Venice BID to get $2.3 million from city of Los Angeles
by Mike Chamness, Occupy Venice, (602) 339-6607
City is Set to Provide $2.3 Million over 5 Years to Fund Venice Beach Business Improvement District
Residents and Stakeholders Gathered to Ask Why the Public Beachfront is Being Privatized, and Why the City is Giving Millions to a Process Intended for Businesses to Vote to Tax Themselves
Residents, property owners, visitors and others are concerned that the proposed Venice Beach BID will escalate gentrification, privatize one of our most treasured public spaces – Venice Beach and Boardwalk, put $2.3 million of City money into an untested organization with little oversight, and utilize private security to target and harass vendors, homeless residents and people of color in Venice.

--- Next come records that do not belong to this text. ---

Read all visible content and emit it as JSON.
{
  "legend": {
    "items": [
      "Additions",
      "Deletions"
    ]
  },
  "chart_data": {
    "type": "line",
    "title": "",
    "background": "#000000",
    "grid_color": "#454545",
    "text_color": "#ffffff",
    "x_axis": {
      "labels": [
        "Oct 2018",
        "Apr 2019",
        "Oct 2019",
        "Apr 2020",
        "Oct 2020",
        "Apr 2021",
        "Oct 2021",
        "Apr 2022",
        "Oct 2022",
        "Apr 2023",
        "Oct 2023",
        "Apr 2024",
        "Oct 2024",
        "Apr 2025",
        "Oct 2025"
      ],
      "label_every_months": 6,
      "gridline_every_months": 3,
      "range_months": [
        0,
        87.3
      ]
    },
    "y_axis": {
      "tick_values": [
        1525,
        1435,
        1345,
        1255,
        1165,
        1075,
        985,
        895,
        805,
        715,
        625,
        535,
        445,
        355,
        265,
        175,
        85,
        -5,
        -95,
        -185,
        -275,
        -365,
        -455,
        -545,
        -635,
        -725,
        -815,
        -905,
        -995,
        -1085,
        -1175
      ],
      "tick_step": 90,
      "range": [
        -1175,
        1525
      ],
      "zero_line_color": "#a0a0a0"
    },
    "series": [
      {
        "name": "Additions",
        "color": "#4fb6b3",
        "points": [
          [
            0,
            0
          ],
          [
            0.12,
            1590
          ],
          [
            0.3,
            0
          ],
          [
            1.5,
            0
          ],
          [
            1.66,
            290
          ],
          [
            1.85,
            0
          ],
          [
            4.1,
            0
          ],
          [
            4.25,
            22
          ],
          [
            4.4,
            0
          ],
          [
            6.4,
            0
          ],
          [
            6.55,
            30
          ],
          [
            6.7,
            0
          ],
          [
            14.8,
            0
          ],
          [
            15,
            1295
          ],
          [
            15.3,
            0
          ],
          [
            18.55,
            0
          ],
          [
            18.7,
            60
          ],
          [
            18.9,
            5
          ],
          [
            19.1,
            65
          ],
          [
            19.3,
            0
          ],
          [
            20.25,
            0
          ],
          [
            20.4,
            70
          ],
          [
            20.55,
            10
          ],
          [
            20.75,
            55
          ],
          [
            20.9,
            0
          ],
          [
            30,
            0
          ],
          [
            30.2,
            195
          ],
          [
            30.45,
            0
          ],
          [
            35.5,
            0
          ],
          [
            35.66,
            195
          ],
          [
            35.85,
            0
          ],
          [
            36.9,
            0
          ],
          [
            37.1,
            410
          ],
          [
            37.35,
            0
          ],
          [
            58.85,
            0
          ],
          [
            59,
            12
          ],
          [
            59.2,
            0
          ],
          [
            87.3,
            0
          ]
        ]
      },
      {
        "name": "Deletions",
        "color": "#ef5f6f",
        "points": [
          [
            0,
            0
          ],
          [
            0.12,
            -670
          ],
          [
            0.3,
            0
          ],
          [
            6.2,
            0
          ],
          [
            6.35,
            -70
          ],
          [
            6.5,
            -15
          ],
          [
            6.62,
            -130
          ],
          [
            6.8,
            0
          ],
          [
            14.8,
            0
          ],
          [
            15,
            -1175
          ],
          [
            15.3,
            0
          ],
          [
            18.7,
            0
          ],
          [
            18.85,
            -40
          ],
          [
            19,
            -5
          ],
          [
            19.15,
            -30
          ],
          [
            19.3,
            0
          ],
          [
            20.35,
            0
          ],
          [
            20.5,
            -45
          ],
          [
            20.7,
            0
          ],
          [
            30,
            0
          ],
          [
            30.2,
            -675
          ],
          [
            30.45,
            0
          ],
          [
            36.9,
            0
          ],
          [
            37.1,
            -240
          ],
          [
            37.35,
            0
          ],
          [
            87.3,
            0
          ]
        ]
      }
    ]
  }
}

Business Improvement Districts (“BIDs”) are public-private partnerships, established under State and local laws that give Cities the power to form districts in which all businesses in the district pay assessments to supplement municipal expenditures. Yet the Venice Beach BID is overly reliant on City land and funds. The City owns substantial land within the BID boundaries, and is also paying the assessments for State-owned land in the area; their general fund contribution totals more than 25% of the annual BID budget and therefore they carry 25% of the vote to approve the BID.
Two endorsers of the BID letter to property owners asking for their signed petition in support, Carl Lambert and Andy Layman, are being sued by the City for illegal conversions of rent stabilized housing units into hotel uses.
Though the composition of the Board overseeing the BID has not been made public, the City seems poised to put the control of public funds and the BID activities into an organization with members of its leadership being accused of illegal activity by the City.